Dat ze volgens haar eigen verklaring als ervaren para-veterinair jonge, pas afgestudeerde dierenartsen ook op het gebied van het opereren iets kon leren, geeft haar geen vrijbrief om zelf operaties uit te voeren. Desalniettemin zal het hof bij de hoogte van de straf rekening houden met de omstandigheid dat niet is gebleken dat de operaties onoordeelkundig zijn uitgevoerd of dat de geopereerde dieren schade of hinder hebben ondervonden van de omstandigheid dat de verdachte niet bevoegd was te opereren.
Ten aanzien van de persoon van verdachte heeft het hof in het bijzonder gelet op de inhoud van het haar betreffend uittreksel uit de Justitiële Documentatie d.d. 30 mei 2013, waaruit volgt dat de verdachte niet eerder is veroordeeld terzake van een soortgelijk delict en op de overige persoonlijke omstandigheden van verdachte, voor zover daarvan ter terechtzitting in hoger beroep is gebleken.

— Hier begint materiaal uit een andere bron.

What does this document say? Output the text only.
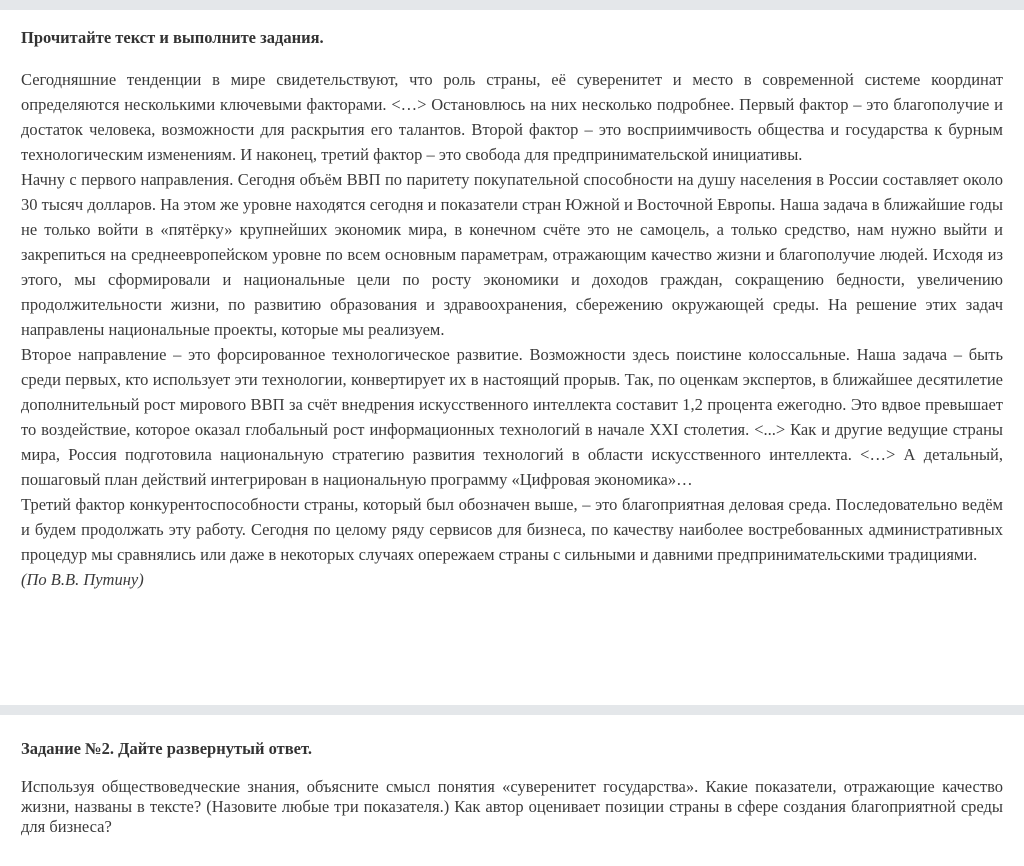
Прочитайте текст и выполните задания.

Сегодняшние тенденции в мире свидетельствуют, что роль страны, её суверенитет и место в современной системе координат определяются несколькими ключевыми факторами. <…> Остановлюсь на них несколько подробнее. Первый фактор – это благополучие и достаток человека, возможности для раскрытия его талантов. Второй фактор – это восприимчивость общества и государства к бурным технологическим изменениям. И наконец, третий фактор – это свобода для предпринимательской инициативы.

Начну с первого направления. Сегодня объём ВВП по паритету покупательной способности на душу населения в России составляет около 30 тысяч долларов. На этом же уровне находятся сегодня и показатели стран Южной и Восточной Европы. Наша задача в ближайшие годы не только войти в «пятёрку» крупнейших экономик мира, в конечном счёте это не самоцель, а только средство, нам нужно выйти и закрепиться на среднеевропейском уровне по всем основным параметрам, отражающим качество жизни и благополучие людей. Исходя из этого, мы сформировали и национальные цели по росту экономики и доходов граждан, сокращению бедности, увеличению продолжительности жизни, по развитию образования и здравоохранения, сбережению окружающей среды. На решение этих задач направлены национальные проекты, которые мы реализуем.

Второе направление – это форсированное технологическое развитие. Возможности здесь поистине колоссальные. Наша задача – быть среди первых, кто использует эти технологии, конвертирует их в настоящий прорыв. Так, по оценкам экспертов, в ближайшее десятилетие дополнительный рост мирового ВВП за счёт внедрения искусственного интеллекта составит 1,2 процента ежегодно. Это вдвое превышает то воздействие, которое оказал глобальный рост информационных технологий в начале XXI столетия. <...> Как и другие ведущие страны мира, Россия подготовила национальную стратегию развития технологий в области искусственного интеллекта. <…> А детальный, пошаговый план действий интегрирован в национальную программу «Цифровая экономика»…

Третий фактор конкурентоспособности страны, который был обозначен выше, – это благоприятная деловая среда. Последовательно ведём и будем продолжать эту работу. Сегодня по целому ряду сервисов для бизнеса, по качеству наиболее востребованных административных процедур мы сравнялись или даже в некоторых случаях опережаем страны с сильными и давними предпринимательскими традициями.

(По В.В. Путину)

Задание №2. Дайте развернутый ответ.

Используя обществоведческие знания, объясните смысл понятия «суверенитет государства». Какие показатели, отражающие качество жизни, названы в тексте? (Назовите любые три показателя.) Как автор оценивает позиции страны в сфере создания благоприятной среды для бизнеса?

Gelet op het vorenstaande, acht het hof oplegging van geldboeten van na te melden hoogte passend en geboden.
Bij de vaststelling van de hoogte van de geldboeten heeft het hof rekening gehouden met de financiële draagkracht van de verdachte, voor zover daarvan ter terechtzitting is gebleken.
Toepasselijke wettelijke voorschriften
De beslissing is gegrond op de artikelen 23, 24, 24c, 62, 63 en 436 van het Wetboek van Strafrecht, zoals deze luidden ten tijde van het bewezen verklaarde.